Second, I find it intriguing that the Cornell e-mail address you received last year is the first you've ever had. I would assume you're among the few. You do bring up a good point, though, about getting more enjoyment talking to people on the phone/in person than sending an e-mail. I think one reason why I send e-mails is that it's often hard to find a time to talk to my best friends who are at other schools. We all lead such busy lives, and times that are convenient for me to talk just don't work with their schedules. E-mail solves this problem because I can write whenever I have a chance, and they can read and respond when they're free. I can also send the same e-mail to multiple people, avoiding the possibility of telling the exact same story four different times. I guess it comes down to personal preference.
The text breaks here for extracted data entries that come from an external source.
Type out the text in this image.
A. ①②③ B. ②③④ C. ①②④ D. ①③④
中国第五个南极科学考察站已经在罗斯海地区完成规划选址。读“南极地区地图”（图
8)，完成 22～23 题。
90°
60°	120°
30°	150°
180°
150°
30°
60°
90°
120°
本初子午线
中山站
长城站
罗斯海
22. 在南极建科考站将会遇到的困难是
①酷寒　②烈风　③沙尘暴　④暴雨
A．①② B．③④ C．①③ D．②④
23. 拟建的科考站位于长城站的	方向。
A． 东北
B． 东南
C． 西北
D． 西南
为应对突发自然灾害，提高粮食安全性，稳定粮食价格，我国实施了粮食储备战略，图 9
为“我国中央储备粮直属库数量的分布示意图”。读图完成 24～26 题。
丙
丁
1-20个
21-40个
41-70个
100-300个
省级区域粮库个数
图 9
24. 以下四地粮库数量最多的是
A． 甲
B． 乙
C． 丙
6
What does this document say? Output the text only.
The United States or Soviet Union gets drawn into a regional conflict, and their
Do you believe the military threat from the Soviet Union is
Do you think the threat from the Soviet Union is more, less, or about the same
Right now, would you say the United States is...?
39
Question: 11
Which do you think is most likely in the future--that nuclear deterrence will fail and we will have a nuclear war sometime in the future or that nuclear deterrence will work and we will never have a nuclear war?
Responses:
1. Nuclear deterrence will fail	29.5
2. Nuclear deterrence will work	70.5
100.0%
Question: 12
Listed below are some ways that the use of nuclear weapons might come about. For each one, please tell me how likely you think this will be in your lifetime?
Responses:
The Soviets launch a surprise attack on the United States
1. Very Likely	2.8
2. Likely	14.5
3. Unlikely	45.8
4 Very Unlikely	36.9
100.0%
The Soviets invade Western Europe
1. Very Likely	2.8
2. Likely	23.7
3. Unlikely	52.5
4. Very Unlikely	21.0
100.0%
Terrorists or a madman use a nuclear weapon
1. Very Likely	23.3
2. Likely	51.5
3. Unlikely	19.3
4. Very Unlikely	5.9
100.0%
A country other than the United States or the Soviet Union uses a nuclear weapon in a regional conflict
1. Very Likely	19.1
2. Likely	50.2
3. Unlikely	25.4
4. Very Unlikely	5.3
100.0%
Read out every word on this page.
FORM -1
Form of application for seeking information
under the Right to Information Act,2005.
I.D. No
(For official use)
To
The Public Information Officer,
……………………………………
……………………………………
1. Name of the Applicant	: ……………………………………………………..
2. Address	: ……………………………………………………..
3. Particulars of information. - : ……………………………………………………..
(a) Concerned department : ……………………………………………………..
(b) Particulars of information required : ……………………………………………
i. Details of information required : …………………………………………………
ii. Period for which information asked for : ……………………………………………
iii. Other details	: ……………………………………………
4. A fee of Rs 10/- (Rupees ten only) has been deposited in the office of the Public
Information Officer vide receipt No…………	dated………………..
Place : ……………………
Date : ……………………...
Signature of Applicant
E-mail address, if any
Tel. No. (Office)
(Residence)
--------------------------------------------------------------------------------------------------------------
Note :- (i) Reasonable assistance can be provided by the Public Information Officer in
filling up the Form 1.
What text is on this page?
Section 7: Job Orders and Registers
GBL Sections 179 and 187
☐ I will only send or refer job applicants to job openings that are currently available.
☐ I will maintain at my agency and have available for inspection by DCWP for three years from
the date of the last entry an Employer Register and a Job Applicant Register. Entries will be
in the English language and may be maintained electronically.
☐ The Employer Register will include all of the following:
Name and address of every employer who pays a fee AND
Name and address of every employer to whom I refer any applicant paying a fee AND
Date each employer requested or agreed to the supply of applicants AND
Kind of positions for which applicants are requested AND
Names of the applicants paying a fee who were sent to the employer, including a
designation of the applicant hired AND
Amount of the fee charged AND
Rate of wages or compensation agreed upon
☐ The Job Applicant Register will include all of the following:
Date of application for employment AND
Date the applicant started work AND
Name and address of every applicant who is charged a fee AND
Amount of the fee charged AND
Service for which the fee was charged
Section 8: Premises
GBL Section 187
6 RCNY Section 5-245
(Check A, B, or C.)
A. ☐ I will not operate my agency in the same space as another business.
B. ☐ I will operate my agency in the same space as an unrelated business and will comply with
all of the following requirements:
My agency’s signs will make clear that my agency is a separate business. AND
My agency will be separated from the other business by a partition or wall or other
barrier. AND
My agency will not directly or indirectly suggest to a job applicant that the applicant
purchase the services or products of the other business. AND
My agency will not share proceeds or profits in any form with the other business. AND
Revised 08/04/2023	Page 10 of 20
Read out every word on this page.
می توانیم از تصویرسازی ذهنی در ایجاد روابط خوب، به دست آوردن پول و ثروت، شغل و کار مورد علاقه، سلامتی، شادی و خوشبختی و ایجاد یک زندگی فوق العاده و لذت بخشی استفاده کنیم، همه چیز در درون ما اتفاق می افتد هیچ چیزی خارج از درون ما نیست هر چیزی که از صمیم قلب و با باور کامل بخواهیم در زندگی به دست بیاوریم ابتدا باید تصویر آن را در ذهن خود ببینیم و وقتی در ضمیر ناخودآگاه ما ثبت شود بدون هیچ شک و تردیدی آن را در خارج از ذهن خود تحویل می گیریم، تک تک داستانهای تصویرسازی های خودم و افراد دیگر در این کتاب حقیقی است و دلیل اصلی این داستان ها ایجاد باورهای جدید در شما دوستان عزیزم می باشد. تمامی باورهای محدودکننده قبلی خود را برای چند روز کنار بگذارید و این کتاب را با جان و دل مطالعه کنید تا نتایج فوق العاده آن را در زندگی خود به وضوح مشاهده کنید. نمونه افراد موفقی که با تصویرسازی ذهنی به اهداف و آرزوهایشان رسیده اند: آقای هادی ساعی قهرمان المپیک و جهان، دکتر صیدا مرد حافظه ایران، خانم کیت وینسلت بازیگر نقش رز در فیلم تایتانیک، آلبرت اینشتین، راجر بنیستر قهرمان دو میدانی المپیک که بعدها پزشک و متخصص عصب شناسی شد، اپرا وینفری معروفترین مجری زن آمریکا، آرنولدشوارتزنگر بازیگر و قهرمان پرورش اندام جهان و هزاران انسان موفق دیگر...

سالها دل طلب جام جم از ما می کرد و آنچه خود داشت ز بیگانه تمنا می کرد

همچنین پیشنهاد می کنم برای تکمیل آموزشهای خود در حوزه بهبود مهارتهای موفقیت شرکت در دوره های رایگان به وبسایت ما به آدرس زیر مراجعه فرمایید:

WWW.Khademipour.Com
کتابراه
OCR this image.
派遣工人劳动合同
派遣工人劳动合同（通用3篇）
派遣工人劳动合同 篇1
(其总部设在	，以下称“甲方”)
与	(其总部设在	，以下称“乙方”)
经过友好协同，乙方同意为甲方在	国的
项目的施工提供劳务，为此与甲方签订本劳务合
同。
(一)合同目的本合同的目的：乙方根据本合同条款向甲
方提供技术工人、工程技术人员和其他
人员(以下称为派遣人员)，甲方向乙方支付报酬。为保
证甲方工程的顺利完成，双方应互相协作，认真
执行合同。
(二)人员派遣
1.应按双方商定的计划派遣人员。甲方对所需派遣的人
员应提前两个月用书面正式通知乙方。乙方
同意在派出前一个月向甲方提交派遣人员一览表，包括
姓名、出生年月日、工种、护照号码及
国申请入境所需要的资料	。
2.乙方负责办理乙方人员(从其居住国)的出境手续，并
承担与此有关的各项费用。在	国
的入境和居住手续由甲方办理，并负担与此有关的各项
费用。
Jason, I agree with your view of email as a solution to awkward situations, as its asynchronous nature makes it more acceptable to ignore an email. Compared to synchronous instant messages, audio chat, and online games, an email receiver can easily ignore messages with a lessened obligation to reply. It would be rude to never reply to a synchronous instant message or video conference request, which may only create further awkwardness. However, email can always be overlooked, and if approached about not responding to an email, a user can easily deny receiving the message with one of many excuses. The receiver can claim he or she never received it, hasn’t checked their email, accidentally deleted the message, etc… Some excuses are believable (email sometimes does get lost) and thus may help to ease the tension, if both parties feel its best to believe the email was never sent (and ignore a heated email), they may believe whatever excuse used.
In addition to the many excuses for not receiving an email, the expected turnaround can be very long, possibly two weeks for very busy inboxes. The delay helps to ease the awkwardness between the parties, and by the time a reply is sent, both parties may have cooler heads.
Hey, Jason. I agree with the benefits you have named associated with emailing. It may definitely be advantageous for people to use email if the face to face situation will be awkward, if they want as little interaction as possible, or if they want the ability to carefully plan out their thoughts before delivering them. I thought you addressed a good point when you briefly commented on how you save talking on the phone for those with whom you more enjoy speaking. A main difference that I see between phone calls and emails involves the person on the receiving end. Though emailing a friend is an option, and can be used depending on the situation, I find that I rarely email friends. I prefer to speak on the phone and have an actual synchronous conversation with the people to whom I am closest. Email can often be reserved for more formal types of communication—asking a professor a question or firming up details with a prospective employer. In these types of situation, people often want to make sure that their thoughts are organized and clearly worded, which email allows. Though this differentiation in the formality between emailing and talking on the phone is clearly not always the case, I think it is an important point to consider when looking at the function of email.